De passagiers hebben een bedrag aan buitengerechtelijke incassokosten gevorderd. De vordering heeft geen betrekking op één van de situaties waarin het Besluit vergoeding voor buitengerechtelijke incassokosten (hierna: het Besluit) van toepassing is. Daarom zal de kantonrechter de vraag of buitengerechtelijke incassokosten verschuldigd zijn toetsen aan de eisen zoals deze zijn geformuleerd in het rapport Voorwerk II. Voldoende aannemelijk is gemaakt dat de passagiers buitengerechtelijke werkzaamheden hebben laten verrichten en dat hiervoor kosten zijn gemaakt. De omvang van de buitengerechtelijke incassokosten moet worden getoetst aan de tarieven zoals vervat in het Besluit in plaats van aan de tarieven van het rapport Voorwerk II; de tarieven neergelegd in het Besluit worden geacht redelijk te zijn.
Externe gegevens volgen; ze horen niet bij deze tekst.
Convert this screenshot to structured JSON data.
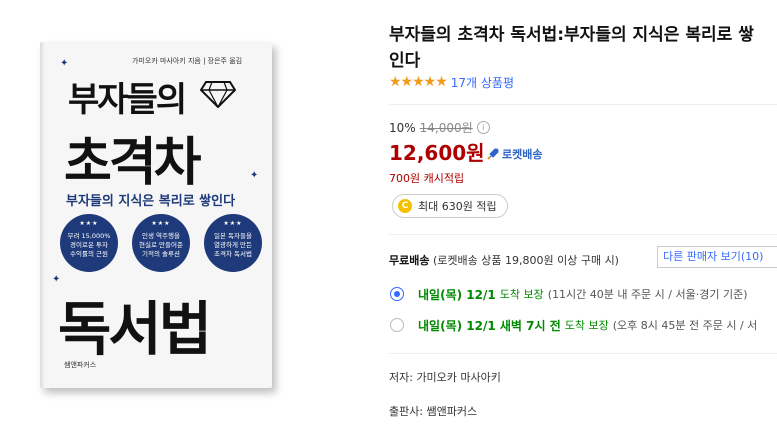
{
  "book_cover": {
    "author_line": "가미오카 마사아키 지음 | 장은주 옮김",
    "title_line1": "부자들의",
    "title_line2": "초격차",
    "subtitle": "부자들의 지식은 복리로 쌓인다",
    "pills": [
      {
        "stars": "★★★",
        "text": "무려 15,000%\n경이로운 투자\n수익률의 근원"
      },
      {
        "stars": "★★★",
        "text": "인생 역주행을\n현실로 만들어준\n기적의 솔루션"
      },
      {
        "stars": "★★★",
        "text": "일본 독자들을\n열광하게 만든\n초격차 독서법"
      }
    ],
    "title_line3": "독서법",
    "publisher_logo": "쌤앤파커스"
  },
  "product": {
    "title": "부자들의 초격차 독서법:부자들의 지식은 복리로 쌓인다",
    "rating_stars": "★★★★★",
    "rating_value": 5,
    "review_count": "17개 상품평",
    "discount_rate": "10%",
    "original_price": "14,000원",
    "sale_price": "12,600원",
    "rocket_label": "로켓배송",
    "cash_reward": "700원 캐시적립",
    "max_reward": "최대 630원 적립"
  },
  "shipping": {
    "label": "무료배송",
    "condition": "(로켓배송 상품 19,800원 이상 구매 시)",
    "other_sellers_button": "다른 판매자 보기(10)",
    "options": [
      {
        "date": "내일(목) 12/1",
        "tag": "도착 보장",
        "note": "(11시간 40분 내 주문 시 / 서울·경기 기준)",
        "selected": true
      },
      {
        "date": "내일(목) 12/1 새벽 7시 전",
        "tag": "도착 보장",
        "note": "(오후 8시 45분 전 주문 시 / 서",
        "selected": false
      }
    ]
  },
  "details": {
    "author": "저자: 가미오카 마사아키",
    "publisher": "출판사: 쌤앤파커스"
  },
  "colors": {
    "accent_blue": "#346aff",
    "price_red": "#ae0000",
    "delivery_green": "#008a00",
    "star_orange": "#f29a1a",
    "cover_navy": "#1f3a7a"
  },
  "icons": [
    "info-icon",
    "rocket-icon",
    "coin-icon",
    "star-icon",
    "diamond-icon"
  ]
}
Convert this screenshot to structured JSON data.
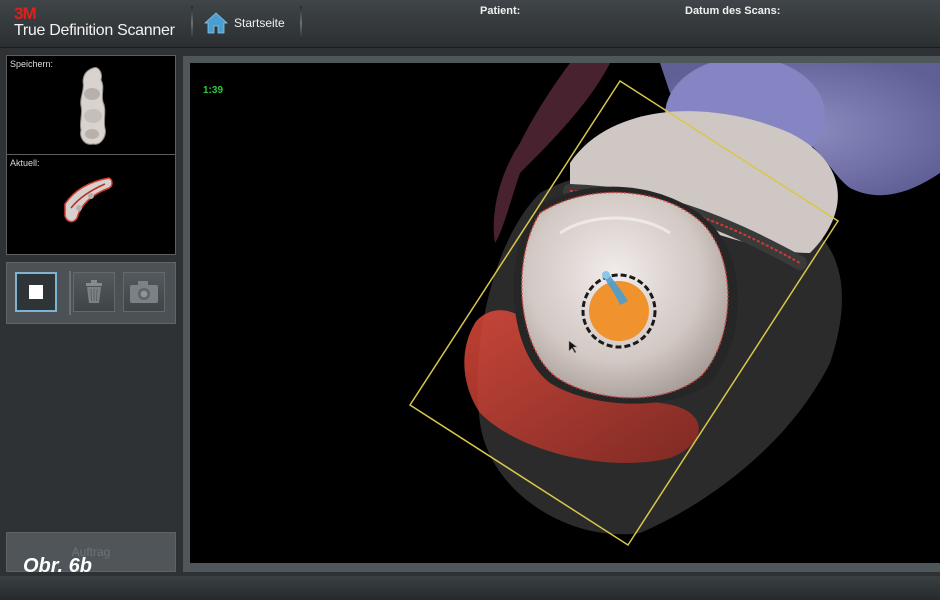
{
  "header": {
    "brand": "3M",
    "product": "True Definition Scanner",
    "home_label": "Startseite",
    "patient_label": "Patient:",
    "scan_date_label": "Datum des Scans:"
  },
  "left_panel": {
    "saved_label": "Speichern:",
    "current_label": "Aktuell:",
    "tools": [
      "stop-icon",
      "trash-icon",
      "camera-icon"
    ],
    "order_button": "Auftrag"
  },
  "viewport": {
    "timer": "1:39"
  },
  "figure_label": "Obr. 6b",
  "colors": {
    "accent_blue": "#4a9fd0",
    "timer_green": "#2fc83a",
    "brand_red": "#e0201c",
    "scan_frame_yellow": "#d9c64a",
    "focus_orange": "#f0932e"
  }
}
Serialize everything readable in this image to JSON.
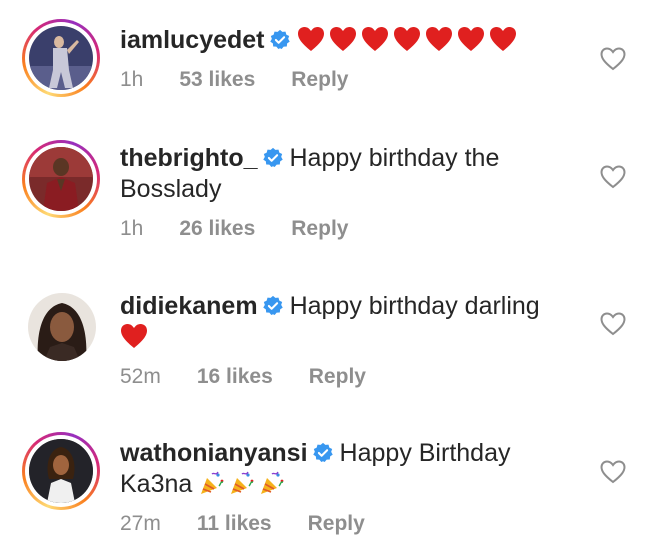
{
  "comments": [
    {
      "username": "iamlucyedet",
      "text": "",
      "emoji": "heart-emoji x7",
      "time": "1h",
      "likes": "53 likes",
      "reply": "Reply"
    },
    {
      "username": "thebrighto_",
      "text": "Happy birthday the Bosslady",
      "time": "1h",
      "likes": "26 likes",
      "reply": "Reply"
    },
    {
      "username": "didiekanem",
      "text": "Happy birthday darling",
      "emoji": "heart-emoji",
      "time": "52m",
      "likes": "16 likes",
      "reply": "Reply"
    },
    {
      "username": "wathonianyansi",
      "text": "Happy Birthday Ka3na",
      "emoji": "party-popper-emoji x3",
      "time": "27m",
      "likes": "11 likes",
      "reply": "Reply"
    }
  ],
  "colors": {
    "text": "#262626",
    "meta": "#8e8e8e",
    "verified": "#3897f0",
    "heart": "#e0201f"
  }
}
Omdat het gevorderde bedrag niet hoger is dan het volgens het Besluit berekende tarief, zullen de gevorderde buitengerechtelijke incassokosten worden toegewezen. De gevorderde rente over de buitengerechtelijke kosten is ook toewijsbaar, met dien verstande dat deze wordt toegewezen vanaf de datum van de dagvaarding, omdat de passagiers in elk geval vanaf die datum daarop aanspraak kunnen maken en gesteld noch gebleken is dat dit ook al vanaf een eerdere datum kon.
5.10.
De proceskosten komen voor rekening van de vervoerder, omdat deze ongelijk krijgt. Ook de nakosten kunnen worden toegewezen, voor zover deze kosten daadwerkelijk door de passagiers worden gemaakt. De gevorderde rente is toewijsbaar met ingang van de datum gelegen 14 dagen na betekening van dit vonnis.

6.De beslissing

De kantonrechter:
6.1.
veroordeelt de vervoerder tot betaling aan de passagiers van € 1.381,50, te vermeerderen met de wettelijke rente over € 1.200,00 vanaf 5 augustus 2018 en over € 181,50 vanaf 21 juli 2020 tot aan de dag van voldoening van deze bedragen;
6.2.
veroordeelt de vervoerder tot betaling van de proceskosten die aan de kant van de passagiers tot en met vandaag worden begroot op de bedragen zoals deze hieronder zijn gespecificeerd:
dagvaarding € 100,89;
griffierecht € 236,00;
salaris gemachtigde € 374,00;
vermeerderd met de wettelijke rente over deze bedragen vanaf de datum gelegen 14 dagen na betekening van dit vonnis tot aan de dag van de algehele voldoening;
6.3.
veroordeelt de vervoerder tot betaling van € 93,50 aan nakosten voor zover deze kosten daadwerkelijk door de passagiers worden gemaakt, vermeerderd met de wettelijke rente vanaf de datum gelegen 14 dagen na betekening van dit vonnis tot aan de dag van de algehele voldoening;
6.4.
verklaart dit vonnis tot zover uitvoerbaar bij voorraad;
6.5.
wijst het meer of anders gevorderde af.
Dit vonnis is gewezen door mr. S.N. Schipper, kantonrechter en is uitgesproken op de openbare terechtzitting van bovengenoemde datum in aanwezigheid van de griffier.